Вот это да! Кто бы знал, что во мне столько ненависти! Доктор, это и есть мое бессознательное или только то, что вы называете «материалом»? Сколько я вам ни жалуюсь, а конца и не видно, не убывает. Может, я на этом просто торчу, может, это и есть то самое жевание соплей, за которое нормальные люди презирают тех, кто ходит к психоаналитикам? Мог ли я маленьким так ненавидеть родителей, как сейчас? Да и ненависть ли это? Может быть, просто брюзжание? Может быть, для таких, как я, в брюзжании весь смысл жизни? Ведь, как подсказывает мне ум, детство мое — вовсе не бесконечная череда сплошных обид, как навязывает мне сердце. Сквозь всю эту неразбериху и путаницу я не припоминаю, чтобы у меня когда- нибудь появлялась сумасшедшая идея: вот бы родиться у других родителей! Ну еще бы, кто еще мог быть такими благодарными зрителями. Я их доводил за обедом до судорог, передразнивая Джека Бенни из одноименного шоу. Они у меня просто валялись от хохота, моя мать однажды так закатилась, что буквально обмочилась, ей пришлось со всех ног улепетывать в ванную, но и там она не могла остановиться. Что еще было? Были воскресные прогулки — мы гуляли с отцом в местном парке — прекрасно помню их, я и сейчас, как увижу желудь, так сразу вспоминаю папу. А ведь, знаете, прошло тридцать лет!

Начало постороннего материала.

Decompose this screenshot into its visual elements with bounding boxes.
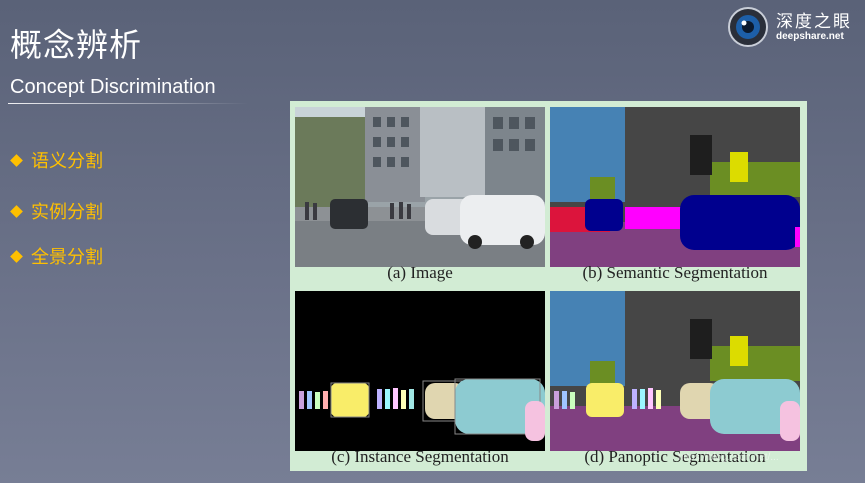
segmentation-figure: (a) Image (b) Semantic Segmentation (c) … (290, 101, 807, 471)
bullet-label: 语义分割 (31, 151, 103, 172)
bullet-item: 实例分割 (10, 198, 103, 224)
diamond-bullet-icon (10, 250, 23, 263)
bullet-item: 全景分割 (10, 243, 103, 269)
street-photo (295, 107, 545, 267)
logo-name: 深度之眼 (776, 12, 852, 32)
watermark: https://blog.csdn.net/... (678, 452, 779, 463)
semantic-mask (550, 107, 800, 267)
instance-mask (295, 291, 545, 451)
slide-title: 概念辨析 (10, 26, 143, 64)
panel-instance (295, 291, 545, 451)
panel-image (295, 107, 545, 267)
panel-caption: (c) Instance Segmentation (331, 447, 509, 466)
panel-semantic (550, 107, 800, 267)
eye-logo-icon (728, 7, 768, 47)
bullet-item: 语义分割 (10, 147, 103, 173)
logo-domain: deepshare.net (776, 31, 844, 42)
bullet-label: 实例分割 (31, 202, 103, 223)
logo: 深度之眼 deepshare.net (728, 5, 860, 49)
panoptic-mask (550, 291, 800, 451)
slide-subtitle: Concept Discrimination (10, 76, 216, 98)
title-underline (8, 103, 248, 104)
diamond-bullet-icon (10, 154, 23, 167)
panel-panoptic (550, 291, 800, 451)
diamond-bullet-icon (10, 205, 23, 218)
bullet-label: 全景分割 (31, 247, 103, 268)
panel-caption: (a) Image (387, 263, 453, 282)
panel-caption: (b) Semantic Segmentation (582, 263, 768, 282)
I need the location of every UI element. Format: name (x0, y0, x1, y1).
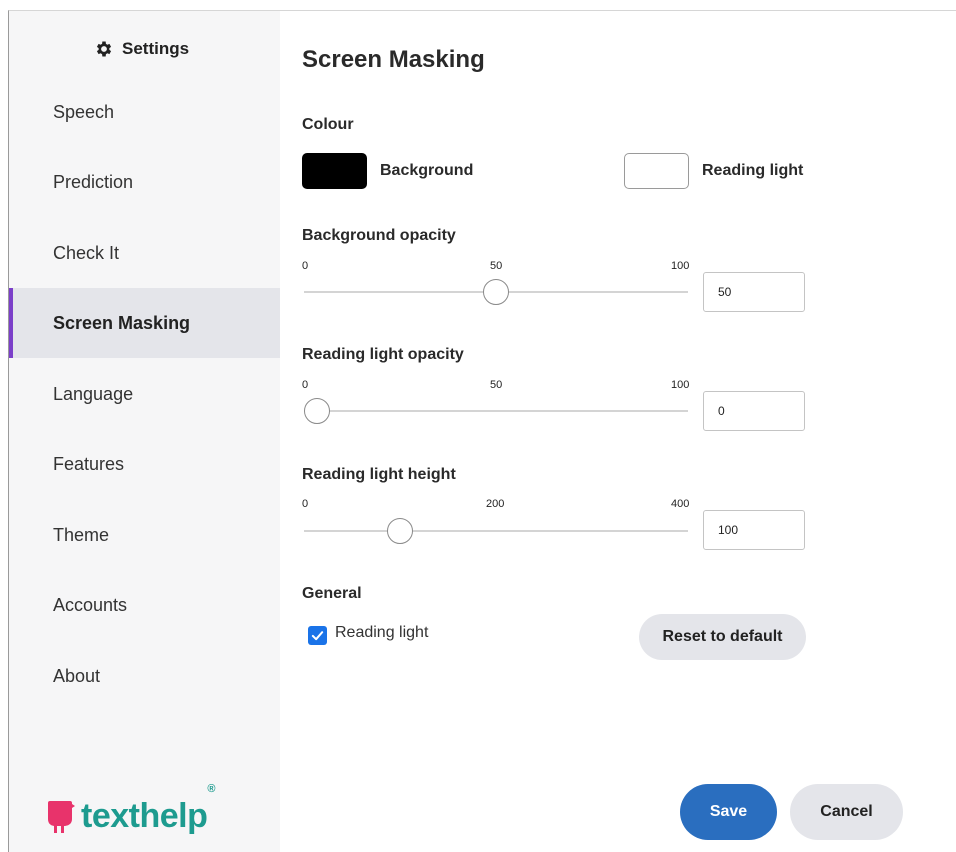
settings-panel: Screen Masking Colour Background Reading… (280, 11, 956, 852)
reading-light-opacity-track[interactable] (304, 410, 688, 412)
reading-light-checkbox[interactable] (308, 626, 327, 645)
tick-mid: 50 (490, 260, 503, 272)
sidebar-item-label: Prediction (53, 171, 134, 192)
checkmark-icon (311, 631, 324, 641)
cancel-button[interactable]: Cancel (790, 784, 903, 840)
reading-light-height-track[interactable] (304, 530, 688, 532)
save-button[interactable]: Save (680, 784, 777, 840)
tick-min: 0 (302, 260, 309, 272)
tick-min: 0 (302, 379, 309, 391)
sidebar-title: Settings (94, 39, 189, 59)
reading-light-opacity-heading: Reading light opacity (302, 346, 464, 363)
sidebar-item-label: Speech (53, 101, 115, 122)
reading-light-height-input[interactable]: 100 (703, 510, 805, 550)
reading-light-opacity-input[interactable]: 0 (703, 391, 805, 431)
reading-light-checkbox-label: Reading light (335, 624, 429, 641)
colour-heading: Colour (302, 116, 354, 133)
page-title: Screen Masking (302, 46, 485, 73)
background-colour-label: Background (380, 162, 474, 179)
sidebar-item-about[interactable]: About (9, 641, 280, 711)
sidebar-item-label: Language (53, 383, 134, 404)
sidebar-item-label: Theme (53, 524, 110, 545)
reading-light-colour-swatch[interactable] (624, 153, 689, 189)
reading-light-opacity-thumb[interactable] (304, 398, 330, 424)
reset-to-default-button[interactable]: Reset to default (639, 614, 806, 660)
logo-wordmark: texthelp ® (81, 783, 215, 836)
sidebar-item-screen-masking[interactable]: Screen Masking (9, 288, 280, 358)
tick-mid: 50 (490, 379, 503, 391)
sidebar-item-features[interactable]: Features (9, 429, 280, 499)
bird-logo-icon (48, 800, 75, 833)
sidebar-item-accounts[interactable]: Accounts (9, 570, 280, 640)
tick-min: 0 (302, 498, 309, 510)
texthelp-logo: texthelp ® (45, 783, 215, 836)
sidebar-item-language[interactable]: Language (9, 359, 280, 429)
background-colour-swatch[interactable] (302, 153, 367, 189)
sidebar-item-label: Screen Masking (53, 312, 191, 333)
sidebar-item-check-it[interactable]: Check It (9, 218, 280, 288)
sidebar-item-speech[interactable]: Speech (9, 77, 280, 147)
logo-wordmark-text: texthelp (81, 797, 208, 835)
reading-light-height-heading: Reading light height (302, 466, 456, 483)
sidebar-title-label: Settings (122, 39, 190, 58)
tick-mid: 200 (486, 498, 505, 510)
sidebar-item-theme[interactable]: Theme (9, 500, 280, 570)
reading-light-height-thumb[interactable] (387, 518, 413, 544)
sidebar-item-prediction[interactable]: Prediction (9, 147, 280, 217)
background-opacity-input[interactable]: 50 (703, 272, 805, 312)
sidebar-item-label: Accounts (53, 594, 128, 615)
tick-max: 400 (671, 498, 690, 510)
registered-mark: ® (207, 783, 215, 795)
background-opacity-heading: Background opacity (302, 227, 456, 244)
settings-sidebar: Settings Speech Prediction Check It Scre… (9, 11, 280, 852)
sidebar-item-label: Features (53, 453, 125, 474)
gear-icon (96, 41, 112, 57)
tick-max: 100 (671, 379, 690, 391)
reading-light-colour-label: Reading light (702, 162, 804, 179)
tick-max: 100 (671, 260, 690, 272)
general-heading: General (302, 585, 362, 602)
sidebar-item-label: Check It (53, 242, 120, 263)
background-opacity-thumb[interactable] (483, 279, 509, 305)
sidebar-item-label: About (53, 665, 101, 686)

А что мы выделывали с матерью, когда оставались одни! Пять лет, пока я не пошел в школу, пять лет мы целыми днями болтали. За эти пять лет мы переговорили обо всем на свете.
— Когда я болтаю с Алексом, время летит незаметно, — говорила она отцу. — Не успеешь оглянуться, как выгладишь кучу белья.
Учтите, мне тогда было четыре года.
Хватало и воплей, слез, страхов, но ведь и это воспринималось, как само собой разумеющиеся вещи. Это даже придавало обычной жизни привкус настоящей авантюры: в любой момент из ничтожного пустяка могла возникнуть острейшая напряженность. Какой-то писака, кажется, Маркфилд, в одном рассказе упоминает о мальчике, который лет до четырнадцати считал «огорчение» еврейским словом. Я тоже считал любимые определения моей матери — «суматоха» и «сумасшествие», а также «дуршлаг» — сугубо еврейскими. Она все время говорила: дуршлаг! дуршлаг! Каково было мне, отличнику, который уже выиграл все викторины для первоклассников, потерпеть позорное поражение, когда училка английского показала картинку с дуршлагом и попросила сказать, как это называется. А я-то уже по привычке первым поднял руку! С каким лицом я опустился на свое место! У меня и сейчас делается такое же, когда я об этом вспоминаю. Но тогда, мамочка, я вообще не знал, что про тебя думать!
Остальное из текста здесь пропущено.